Combined Breast Clinic, St. George's Hospital, London SW17 0QT, UK.
Eur J Surg Oncol. 2011 Sep;37(9):754-7. doi: 10.1016/j.ejso.2011.06.011. Epub 2011 Jul 18.
A final review of a historical trial commenced in 1982 comprising 200 patients aged 70 or over with operable breast cancer randomised to surgery or tamoxifen with crossover on recurrence has shown that at 21-28 years follow-up,all have died from verified causes. 43 in the surgical arm and 40 in the Tamoxifen arm died of breast cancer (41.5% in total). 117 patients (58.5%) died of other verified causes unrelated to breast cancer. These patients in effect achieved a cure from breast cancer. The survival curves for both those treated by surgery or Tamoxifen are similar as are the associated curves comparing deaths from breast cancer and other causes. However although 50% of deaths from breast cancer occurred within the first five years of follow-up, further deaths from breast cancer occurred up to 25 years later. Thus at long term follow-up in a highly selected and favourable group of patients recurrence and death from breast cancer still occurred. This confirms the view that at no time in the post treatment period can one state that any patient is cured of breast cancer. However with favourable patient presentation and optimal current treatment there is a high probability that in a significant number of patients a personal cure will be achieved as described by Brinkley and Haybittle.

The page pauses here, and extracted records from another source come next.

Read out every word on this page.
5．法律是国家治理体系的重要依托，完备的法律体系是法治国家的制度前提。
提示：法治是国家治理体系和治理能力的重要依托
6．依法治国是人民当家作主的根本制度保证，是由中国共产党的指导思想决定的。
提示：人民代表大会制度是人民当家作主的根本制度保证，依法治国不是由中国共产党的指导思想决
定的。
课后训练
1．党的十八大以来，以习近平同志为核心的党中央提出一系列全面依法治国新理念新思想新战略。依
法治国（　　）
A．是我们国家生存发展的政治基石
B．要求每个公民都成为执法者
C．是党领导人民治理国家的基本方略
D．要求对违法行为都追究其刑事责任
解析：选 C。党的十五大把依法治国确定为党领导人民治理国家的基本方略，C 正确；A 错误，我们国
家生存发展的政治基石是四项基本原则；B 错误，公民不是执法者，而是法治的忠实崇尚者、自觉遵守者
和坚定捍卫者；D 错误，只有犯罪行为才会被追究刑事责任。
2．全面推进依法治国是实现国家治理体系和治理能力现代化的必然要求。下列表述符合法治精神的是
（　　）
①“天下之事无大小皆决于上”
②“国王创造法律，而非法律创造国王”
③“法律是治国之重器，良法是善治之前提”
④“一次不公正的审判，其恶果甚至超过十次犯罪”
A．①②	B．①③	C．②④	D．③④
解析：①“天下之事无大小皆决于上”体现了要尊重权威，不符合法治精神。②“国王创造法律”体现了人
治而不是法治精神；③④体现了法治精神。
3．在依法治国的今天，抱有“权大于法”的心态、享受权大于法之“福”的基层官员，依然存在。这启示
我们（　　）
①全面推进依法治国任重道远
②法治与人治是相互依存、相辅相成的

对 1982 年开始的一项历史性试验进行了最终回顾,该试验纳入了 200 名年龄在 70 岁以上的可手术乳腺癌患者,随机分为手术组或他莫昔芬组,复发时可交叉治疗。结果显示,21-28 年随访后,所有患者均因证实的原因死亡。手术组 43 例,他莫昔芬组 40 例死于乳腺癌(总病死率为 41.5%)。117 例(58.5%)患者死于其他与乳腺癌无关的经证实病因。这些患者实际上已经治愈了乳腺癌。手术组和他莫昔芬组的生存曲线相似,乳腺癌和其他病因所致死亡的相关曲线也相似。然而,尽管 50%的乳腺癌死亡发生在随访的前 5 年内,但仍有乳腺癌死亡发生在 25 年以后。因此,在高度选择和有利的患者群体中进行长期随访时,仍会发生乳腺癌的复发和死亡。这证实了这样一种观点,即在治疗后任何时候,都不能说任何患者已经治愈了乳腺癌。然而,对于具有良好临床表现和最佳现有治疗的患者,如 Brinkley 和 Haybittle 所述,在很大一部分患者中,极有可能实现个人治愈。